Georgia Gov. Nathan Deal, however, said he “remained confident” in his state’s legal position.

“Georgia remains committed to the conservation efforts that make us amicable stewards of our water resources,” said Deal, adding that both he and Attorney General Chris Carr “remain committed to making every effort to defend Georgia’s water resources for our current and future citizens. We look forward to obtaining a positive ruling on the merits in this case.”

The states’ battle over water use dates back to 1990, and includes drawn-out negotiations and several lawsuits. Alabama, which has the Chattahoochee on its eastern border, is not part of the current lawsuit that was first filed nearly five years ago.
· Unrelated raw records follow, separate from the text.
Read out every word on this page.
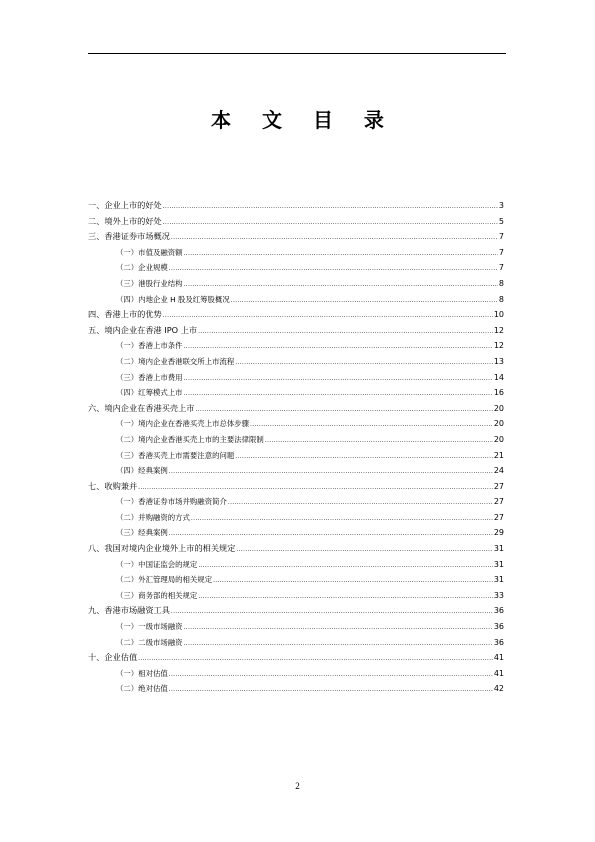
本 文 目 录
一、企业上市的好处 .....	3
二、境外上市的好处 .....	5
三、香港证券市场概况 .....	7
（一）市值及融资额 .....	7
（二）企业规模 .....	7
（三）港股行业结构 .....	8
（四）内地企业 H 股及红筹股概况 .....	8
四、香港上市的优势 .....	10
五、境内企业在香港 IPO 上市 .....	12
（一）香港上市条件 .....	12
（二）境内企业香港联交所上市流程 .....	13
（三）香港上市费用 .....	14
（四）红筹模式上市 .....	16
六、境内企业在香港买壳上市 .....	20
（一）境内企业在香港买壳上市总体步骤 .....	20
（二）境内企业香港买壳上市的主要法律限制 .....	20
（三）香港买壳上市需要注意的问题 .....	21
（四）经典案例 .....	24
七、收购兼并 .....	27
（一）香港证券市场并购融资简介 .....	27
（二）并购融资的方式 .....	27
（三）经典案例 .....	29
八、我国对境内企业境外上市的相关规定 .....	31
（一）中国证监会的规定 .....	31
（二）外汇管理局的相关规定 .....	31
（三）商务部的相关规定 .....	33
九、香港市场融资工具 .....	36
（一）一级市场融资 .....	36
（二）二级市场融资 .....	36
十、企业估值 .....	41
（一）相对估值 .....	41
（二）绝对估值 .....	42
2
The special master the court appointed to hear the lawsuit had recommended that the court side with Georgia and reject Florida’s call for limiting water consumption from the Flint river. But five of the justices did not agree with his decision.

“Five of us believe that the special master, as Florida said, did apply too strict a standard and that under a proper standard, Florida did adequately show that relief may be possible,” Justice Stephen Breyer said in announcing the opinion. “We hold that the master should go on to make further factual findings in the case, such as whether Georgia is, in fact, using too much Flint River water, and if so, whether Florida could benefit significantly from a cap on Georgia’s use of that water.”

Breyer was joined in his opinion by Chief Justice John Roberts and Justices Anthony Kennedy, Ruth Bader Ginsburg and Sonia Sotomayor

In announcing the decision Wednesday, on the last day of the Supreme Court’s term before summer recess, Breyer said that if the public wishes to “learn something of the beauty and emotional appeal of this southeastern river basin,” he could recommend songs: Alan Jackson’s song “Chattahoochee” or Bing Crosby and Bob Hope performing “Apalachicola, Fla.” But he said if “you wish to learn about water rights” and “equitable apportionment of river water among states” he’d recommend reading the opinions in the case.

Justice Clarence Thomas, who grew up in Georgia, wrote that he would have sided with Georgia

“In the final analysis, Florida has not shown that it will appreciably benefit from a cap on Georgia’s water use,” Thomas wrote in a dissent for himself and Justices Samuel Alito, Elena Kagan and Neil Gorsuch.

Though the decision in the case was 5-4, the justices did not split along ideological lines, with two conservative justices joining three liberal justices in the majority and Kagan, a liberal, joining three conservatives in dissent.


Associated Press writer Ben Nadler contributed to this story from Atlanta

Huge procedural victory for the State of Florida and oystermen protecting our state from the greedy water depredations of Georgia and Atlanta developers.

What's next: remedies phase before Court's Special Master.